Law commission Report: Legal reforms to combat road accidents

Law Commission Report: More than 100,000 Indians are dying every year in road accidents.More than a million are injured or maimed. Many years ago, a study found that road accidents cost the country some Rs. 550 billion every year.


1.3 According to ‘Down To Earth’ (Science and Environment Online),ill-planned motorization kills one person every six minutes on India’s roads. Road accidents in 1999-2000 cost India about 3 per cent of its GDP. During 1970-2005, registered motor vehicles increased 50 times, but road networks grew less than three times. Accidents increased fourfold; injuries and fatalities also shot up more than six times.

Severity of accidents – persons killed per 100 accidents – increased due to lack of footpaths, cycle tracks and traffic measures to check speed where motorized merges with non-motorized. In 2005, there were 439,255 road accidents – 1,205 accidents daily – which killed about 95,000 people; injuring more than 465,282. National and State Highways account for 5.8 per cent of the total road length, but account for 50 per cent of the total accidents.

Other roads, with 94.2 per cent of the total road length, witnessed 46.8 per cent of the total accidents. Bulk transport vehicles (buses, trucks) make up 7.5 per cent of all registered vehicles, but caused 30 per cent of the accidents; about 38 per cent of deaths.

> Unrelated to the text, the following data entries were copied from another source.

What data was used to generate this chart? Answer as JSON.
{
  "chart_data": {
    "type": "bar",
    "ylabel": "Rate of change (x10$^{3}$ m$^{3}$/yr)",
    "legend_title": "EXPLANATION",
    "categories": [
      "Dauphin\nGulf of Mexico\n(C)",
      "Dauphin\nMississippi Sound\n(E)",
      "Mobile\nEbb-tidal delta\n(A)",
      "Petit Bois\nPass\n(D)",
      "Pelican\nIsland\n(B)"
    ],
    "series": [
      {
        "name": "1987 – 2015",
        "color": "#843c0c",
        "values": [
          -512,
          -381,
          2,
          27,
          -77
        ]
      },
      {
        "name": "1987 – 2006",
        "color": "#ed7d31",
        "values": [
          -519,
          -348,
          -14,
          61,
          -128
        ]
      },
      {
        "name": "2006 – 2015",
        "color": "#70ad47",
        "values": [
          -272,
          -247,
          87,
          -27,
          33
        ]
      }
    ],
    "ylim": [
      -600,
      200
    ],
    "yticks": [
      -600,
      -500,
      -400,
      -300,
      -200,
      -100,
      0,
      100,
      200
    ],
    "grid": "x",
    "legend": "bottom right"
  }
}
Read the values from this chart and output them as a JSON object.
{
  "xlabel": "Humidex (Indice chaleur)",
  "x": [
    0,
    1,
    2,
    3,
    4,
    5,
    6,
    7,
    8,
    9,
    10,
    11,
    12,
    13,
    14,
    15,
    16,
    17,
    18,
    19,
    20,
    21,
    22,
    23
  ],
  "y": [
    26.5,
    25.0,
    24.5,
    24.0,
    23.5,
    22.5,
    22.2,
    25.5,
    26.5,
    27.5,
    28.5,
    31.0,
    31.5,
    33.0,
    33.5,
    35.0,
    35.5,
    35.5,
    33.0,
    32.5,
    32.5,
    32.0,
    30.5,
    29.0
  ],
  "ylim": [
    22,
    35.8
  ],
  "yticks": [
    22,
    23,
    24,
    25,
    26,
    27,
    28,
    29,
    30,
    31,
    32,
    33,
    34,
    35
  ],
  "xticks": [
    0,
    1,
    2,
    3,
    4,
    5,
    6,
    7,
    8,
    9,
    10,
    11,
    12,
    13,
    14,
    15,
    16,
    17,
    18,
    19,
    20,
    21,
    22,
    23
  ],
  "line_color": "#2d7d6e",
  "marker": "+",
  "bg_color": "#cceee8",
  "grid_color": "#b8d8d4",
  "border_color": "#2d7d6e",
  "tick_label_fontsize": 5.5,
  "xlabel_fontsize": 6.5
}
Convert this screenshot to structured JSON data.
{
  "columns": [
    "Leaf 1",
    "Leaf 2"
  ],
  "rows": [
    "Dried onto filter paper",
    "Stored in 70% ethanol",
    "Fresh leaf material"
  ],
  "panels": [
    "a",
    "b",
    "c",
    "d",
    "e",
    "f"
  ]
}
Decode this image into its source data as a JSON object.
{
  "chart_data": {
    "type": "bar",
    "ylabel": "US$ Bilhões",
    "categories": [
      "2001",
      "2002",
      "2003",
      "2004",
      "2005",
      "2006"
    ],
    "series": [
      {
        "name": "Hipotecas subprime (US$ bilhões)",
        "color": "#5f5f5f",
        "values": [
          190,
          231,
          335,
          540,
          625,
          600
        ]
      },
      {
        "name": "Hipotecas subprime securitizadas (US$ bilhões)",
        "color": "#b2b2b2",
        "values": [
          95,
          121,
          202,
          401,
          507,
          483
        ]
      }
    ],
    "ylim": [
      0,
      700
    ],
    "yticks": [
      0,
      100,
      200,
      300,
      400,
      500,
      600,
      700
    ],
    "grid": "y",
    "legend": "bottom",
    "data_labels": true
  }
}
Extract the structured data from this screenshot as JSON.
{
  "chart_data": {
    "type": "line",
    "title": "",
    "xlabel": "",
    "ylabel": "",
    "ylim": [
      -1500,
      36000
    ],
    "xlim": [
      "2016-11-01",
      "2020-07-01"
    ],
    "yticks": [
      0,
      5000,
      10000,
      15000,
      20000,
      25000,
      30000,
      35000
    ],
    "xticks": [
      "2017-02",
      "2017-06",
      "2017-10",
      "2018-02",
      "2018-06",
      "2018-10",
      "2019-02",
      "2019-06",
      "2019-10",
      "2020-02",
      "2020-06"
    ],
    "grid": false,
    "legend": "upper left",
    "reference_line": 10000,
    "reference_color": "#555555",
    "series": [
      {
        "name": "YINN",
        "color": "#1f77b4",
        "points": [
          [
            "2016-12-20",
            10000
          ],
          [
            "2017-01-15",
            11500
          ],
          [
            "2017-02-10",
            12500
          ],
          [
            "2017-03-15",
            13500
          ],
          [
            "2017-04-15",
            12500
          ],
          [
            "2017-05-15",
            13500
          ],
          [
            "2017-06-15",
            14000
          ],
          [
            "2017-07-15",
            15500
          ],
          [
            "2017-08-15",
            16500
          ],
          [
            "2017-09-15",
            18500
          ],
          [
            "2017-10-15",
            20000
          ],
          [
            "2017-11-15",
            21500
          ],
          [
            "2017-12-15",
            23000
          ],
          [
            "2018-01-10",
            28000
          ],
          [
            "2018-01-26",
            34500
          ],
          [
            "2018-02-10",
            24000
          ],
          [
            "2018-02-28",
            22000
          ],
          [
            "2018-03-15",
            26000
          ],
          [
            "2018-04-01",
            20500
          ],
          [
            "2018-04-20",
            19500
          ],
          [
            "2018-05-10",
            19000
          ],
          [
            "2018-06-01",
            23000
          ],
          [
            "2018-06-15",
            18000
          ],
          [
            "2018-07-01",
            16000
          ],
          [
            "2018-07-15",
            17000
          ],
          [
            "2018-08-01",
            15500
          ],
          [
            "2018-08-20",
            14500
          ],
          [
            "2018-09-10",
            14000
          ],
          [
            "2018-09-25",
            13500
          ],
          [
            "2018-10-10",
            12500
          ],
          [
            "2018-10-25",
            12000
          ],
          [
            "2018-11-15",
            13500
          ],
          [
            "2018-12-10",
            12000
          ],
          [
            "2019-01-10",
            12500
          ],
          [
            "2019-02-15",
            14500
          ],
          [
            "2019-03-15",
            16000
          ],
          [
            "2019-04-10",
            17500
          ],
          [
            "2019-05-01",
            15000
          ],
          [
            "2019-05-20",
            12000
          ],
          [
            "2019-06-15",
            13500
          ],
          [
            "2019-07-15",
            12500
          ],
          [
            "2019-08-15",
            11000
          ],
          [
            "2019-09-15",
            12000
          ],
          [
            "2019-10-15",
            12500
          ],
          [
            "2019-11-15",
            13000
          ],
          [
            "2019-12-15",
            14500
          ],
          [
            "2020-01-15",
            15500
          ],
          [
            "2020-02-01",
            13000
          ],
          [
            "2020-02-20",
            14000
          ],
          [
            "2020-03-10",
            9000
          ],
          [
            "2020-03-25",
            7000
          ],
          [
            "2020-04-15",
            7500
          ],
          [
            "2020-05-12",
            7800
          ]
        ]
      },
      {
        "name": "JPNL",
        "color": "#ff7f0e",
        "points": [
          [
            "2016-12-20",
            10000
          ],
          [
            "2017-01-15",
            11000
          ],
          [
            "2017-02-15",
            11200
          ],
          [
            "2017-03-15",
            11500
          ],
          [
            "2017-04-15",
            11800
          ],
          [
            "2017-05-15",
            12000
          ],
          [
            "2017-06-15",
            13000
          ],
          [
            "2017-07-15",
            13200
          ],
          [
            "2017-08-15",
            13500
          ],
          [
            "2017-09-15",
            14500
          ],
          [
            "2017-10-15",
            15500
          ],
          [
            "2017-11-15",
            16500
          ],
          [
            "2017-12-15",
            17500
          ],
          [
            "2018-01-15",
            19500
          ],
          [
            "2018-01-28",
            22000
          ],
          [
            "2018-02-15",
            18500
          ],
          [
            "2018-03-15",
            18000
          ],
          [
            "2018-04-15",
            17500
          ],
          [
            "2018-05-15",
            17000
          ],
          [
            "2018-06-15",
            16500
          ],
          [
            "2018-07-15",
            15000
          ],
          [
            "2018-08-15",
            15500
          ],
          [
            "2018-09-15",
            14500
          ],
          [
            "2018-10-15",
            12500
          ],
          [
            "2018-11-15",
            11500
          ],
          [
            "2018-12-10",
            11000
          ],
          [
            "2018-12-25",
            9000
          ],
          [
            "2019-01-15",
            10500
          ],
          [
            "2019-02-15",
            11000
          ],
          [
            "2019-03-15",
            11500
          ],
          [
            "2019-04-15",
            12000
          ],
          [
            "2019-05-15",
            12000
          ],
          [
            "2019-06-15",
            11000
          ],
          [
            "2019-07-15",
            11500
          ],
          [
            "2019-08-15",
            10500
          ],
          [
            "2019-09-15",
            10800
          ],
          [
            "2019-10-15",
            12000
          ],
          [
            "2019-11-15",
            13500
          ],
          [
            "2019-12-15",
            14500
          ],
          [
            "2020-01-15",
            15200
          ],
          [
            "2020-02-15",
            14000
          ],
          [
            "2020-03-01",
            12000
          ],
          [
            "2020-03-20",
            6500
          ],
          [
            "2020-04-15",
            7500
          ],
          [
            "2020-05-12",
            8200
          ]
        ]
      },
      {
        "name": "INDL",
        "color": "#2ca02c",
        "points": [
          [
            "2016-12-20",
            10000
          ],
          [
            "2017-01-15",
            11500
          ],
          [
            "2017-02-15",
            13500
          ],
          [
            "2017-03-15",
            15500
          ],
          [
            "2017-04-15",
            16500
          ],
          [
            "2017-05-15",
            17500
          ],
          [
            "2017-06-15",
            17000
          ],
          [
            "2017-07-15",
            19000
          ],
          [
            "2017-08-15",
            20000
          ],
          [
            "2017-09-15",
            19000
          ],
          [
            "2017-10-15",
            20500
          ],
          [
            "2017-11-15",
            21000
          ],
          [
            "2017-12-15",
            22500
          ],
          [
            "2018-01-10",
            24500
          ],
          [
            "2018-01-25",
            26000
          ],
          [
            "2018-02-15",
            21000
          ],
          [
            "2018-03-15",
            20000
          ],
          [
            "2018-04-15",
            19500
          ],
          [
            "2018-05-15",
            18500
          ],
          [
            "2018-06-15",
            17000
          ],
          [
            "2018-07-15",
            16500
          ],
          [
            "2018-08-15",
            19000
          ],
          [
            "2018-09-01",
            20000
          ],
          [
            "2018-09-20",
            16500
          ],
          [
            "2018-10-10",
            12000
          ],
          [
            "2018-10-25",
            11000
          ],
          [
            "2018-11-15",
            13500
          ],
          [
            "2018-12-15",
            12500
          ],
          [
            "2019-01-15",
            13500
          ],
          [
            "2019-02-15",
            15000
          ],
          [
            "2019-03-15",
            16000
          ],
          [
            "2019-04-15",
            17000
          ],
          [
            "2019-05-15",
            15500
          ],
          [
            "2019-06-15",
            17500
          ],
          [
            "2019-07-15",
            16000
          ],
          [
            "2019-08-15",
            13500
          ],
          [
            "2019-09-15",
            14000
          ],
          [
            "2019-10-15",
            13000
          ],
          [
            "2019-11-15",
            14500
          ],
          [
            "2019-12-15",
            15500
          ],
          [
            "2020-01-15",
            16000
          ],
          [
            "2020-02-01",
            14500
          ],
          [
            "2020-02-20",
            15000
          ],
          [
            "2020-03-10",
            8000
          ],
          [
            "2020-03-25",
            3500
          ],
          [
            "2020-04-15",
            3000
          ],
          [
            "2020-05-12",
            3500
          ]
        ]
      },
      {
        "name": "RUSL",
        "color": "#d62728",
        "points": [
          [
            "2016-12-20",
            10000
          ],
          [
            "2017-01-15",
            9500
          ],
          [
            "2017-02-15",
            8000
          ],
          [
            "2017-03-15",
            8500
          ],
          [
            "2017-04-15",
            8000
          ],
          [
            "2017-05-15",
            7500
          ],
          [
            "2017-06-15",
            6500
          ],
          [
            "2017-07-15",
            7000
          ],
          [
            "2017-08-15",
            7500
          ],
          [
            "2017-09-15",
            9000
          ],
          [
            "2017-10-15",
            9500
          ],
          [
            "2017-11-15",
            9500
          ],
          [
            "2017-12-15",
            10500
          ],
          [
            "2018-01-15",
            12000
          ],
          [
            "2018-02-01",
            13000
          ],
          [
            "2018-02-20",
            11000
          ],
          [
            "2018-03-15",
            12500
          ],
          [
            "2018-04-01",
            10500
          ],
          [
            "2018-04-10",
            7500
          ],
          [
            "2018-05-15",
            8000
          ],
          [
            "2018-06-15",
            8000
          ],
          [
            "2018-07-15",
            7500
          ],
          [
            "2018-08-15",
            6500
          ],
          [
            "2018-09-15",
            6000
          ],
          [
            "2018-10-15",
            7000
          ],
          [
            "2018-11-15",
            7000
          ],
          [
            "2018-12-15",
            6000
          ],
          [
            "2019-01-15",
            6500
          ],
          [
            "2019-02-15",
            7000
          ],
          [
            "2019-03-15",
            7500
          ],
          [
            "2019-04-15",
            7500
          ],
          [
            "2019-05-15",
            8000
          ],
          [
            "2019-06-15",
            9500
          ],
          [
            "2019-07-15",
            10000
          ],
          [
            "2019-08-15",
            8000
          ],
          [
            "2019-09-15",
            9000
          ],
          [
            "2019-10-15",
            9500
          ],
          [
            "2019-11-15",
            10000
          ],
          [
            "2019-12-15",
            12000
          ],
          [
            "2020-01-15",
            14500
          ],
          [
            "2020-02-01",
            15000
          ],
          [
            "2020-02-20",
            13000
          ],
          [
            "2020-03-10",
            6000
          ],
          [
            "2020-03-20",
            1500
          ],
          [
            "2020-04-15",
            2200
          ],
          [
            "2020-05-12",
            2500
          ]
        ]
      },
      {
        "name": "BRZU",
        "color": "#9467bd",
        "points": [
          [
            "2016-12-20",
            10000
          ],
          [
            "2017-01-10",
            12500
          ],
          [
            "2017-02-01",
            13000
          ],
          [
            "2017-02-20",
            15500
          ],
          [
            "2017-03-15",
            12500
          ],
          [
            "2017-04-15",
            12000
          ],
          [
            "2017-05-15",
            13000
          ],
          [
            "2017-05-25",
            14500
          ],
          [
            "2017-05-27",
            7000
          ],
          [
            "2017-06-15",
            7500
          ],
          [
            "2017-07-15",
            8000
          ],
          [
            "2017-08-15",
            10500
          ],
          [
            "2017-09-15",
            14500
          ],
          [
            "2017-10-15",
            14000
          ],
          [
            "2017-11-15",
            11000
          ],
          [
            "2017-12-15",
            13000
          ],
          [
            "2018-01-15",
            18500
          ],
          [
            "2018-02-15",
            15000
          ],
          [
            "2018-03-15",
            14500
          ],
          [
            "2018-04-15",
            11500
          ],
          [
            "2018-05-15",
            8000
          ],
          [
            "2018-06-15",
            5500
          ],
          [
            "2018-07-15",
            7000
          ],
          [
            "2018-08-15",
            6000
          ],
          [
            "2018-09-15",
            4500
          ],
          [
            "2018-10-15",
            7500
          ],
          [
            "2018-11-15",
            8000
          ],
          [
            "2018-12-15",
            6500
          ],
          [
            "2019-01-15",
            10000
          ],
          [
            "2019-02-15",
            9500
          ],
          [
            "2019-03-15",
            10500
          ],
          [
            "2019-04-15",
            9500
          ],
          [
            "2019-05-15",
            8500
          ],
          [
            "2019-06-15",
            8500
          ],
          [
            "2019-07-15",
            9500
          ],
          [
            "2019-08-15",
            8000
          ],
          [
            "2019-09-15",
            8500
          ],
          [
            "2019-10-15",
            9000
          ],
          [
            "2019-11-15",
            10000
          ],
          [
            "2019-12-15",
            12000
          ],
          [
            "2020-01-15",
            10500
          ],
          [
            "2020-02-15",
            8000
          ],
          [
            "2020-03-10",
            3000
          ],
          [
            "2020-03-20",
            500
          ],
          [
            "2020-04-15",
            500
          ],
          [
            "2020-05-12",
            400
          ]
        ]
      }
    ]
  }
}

1.4 The Pioneer has reported that the number of fatalities on Indian roads in 2006-07 increased to 1,05,749. India’s share in world fatalities is increasing. So far, China topped the list of most number of fatal road accidents and India finished a close second. However, the latest statistics show that while China has managed to decrease its fatalities, India has not learnt much. The total road length of India is about 12 per cent of the total world road network, but India’s percentage in road injury is 5.4 per cent of the world total.

1.5 According to the Indian Express, road accidents increased in the country by 4.9 per cent from 2005 to 2006 and 20 per cent of the road accidents were fatal – there was one fatality per 4.4 road accidents.

1.6 A recent survey by the Central Road Research Institute reveals that more than 90% pedestrians feel unsafe while crossing roads, while they comprise more than 50% of road victims.

Is it due to lack of apt provisions in our law that travel through Indian roads is a tryst with Death? This crucial question has been engaging the attention of the Law Commission of India for quite some time.

1.8 All the more so because despite the directions of the Supreme Court given to the Police and all other authorities entrusted with the
administration and enforcement of the Motor Vehicles Act, 1988 and generally with the control of the traffic8 and the Delhi High Court’s
Order dated 10.07.07 in WP (Crl) 878/2007 (to be numbered by the Registry) in regard to traffic safety, reckless driving by the blue line
buses on Delhi roads has not diminished.

1.9 The Navbharat Times has reported that in the Annual Press Conference of Delhi Police, it was revealed that 8,270 road accidents
were recorded in 2007, in which 2,050 persons died. There were 376 road accidents involving blue line buses in which 118 persons died. The
notable feature was that 38 per cent were hit and run cases wherein the vehicles involved could not be traced. Another notable feature was that 53 per cent of the persons who died in road accidents were pedestrians and 28 per cent were two-wheeler drivers. 3.98 million challans were issued for various traffic violations, for which Rs. 980 million were recovered.

1.10 Driving recklessly/dangerously, non-observance of traffic rules, like crossing speed limit, jumping red light, driving without driving licence, driving by untrained/disqualified driver, driving by minor, driving under the influence of liquor, driving while talking on mobile, driving without helmet, ill-health of vehicle and bad road infrastructure are amongst the causes of road accidents.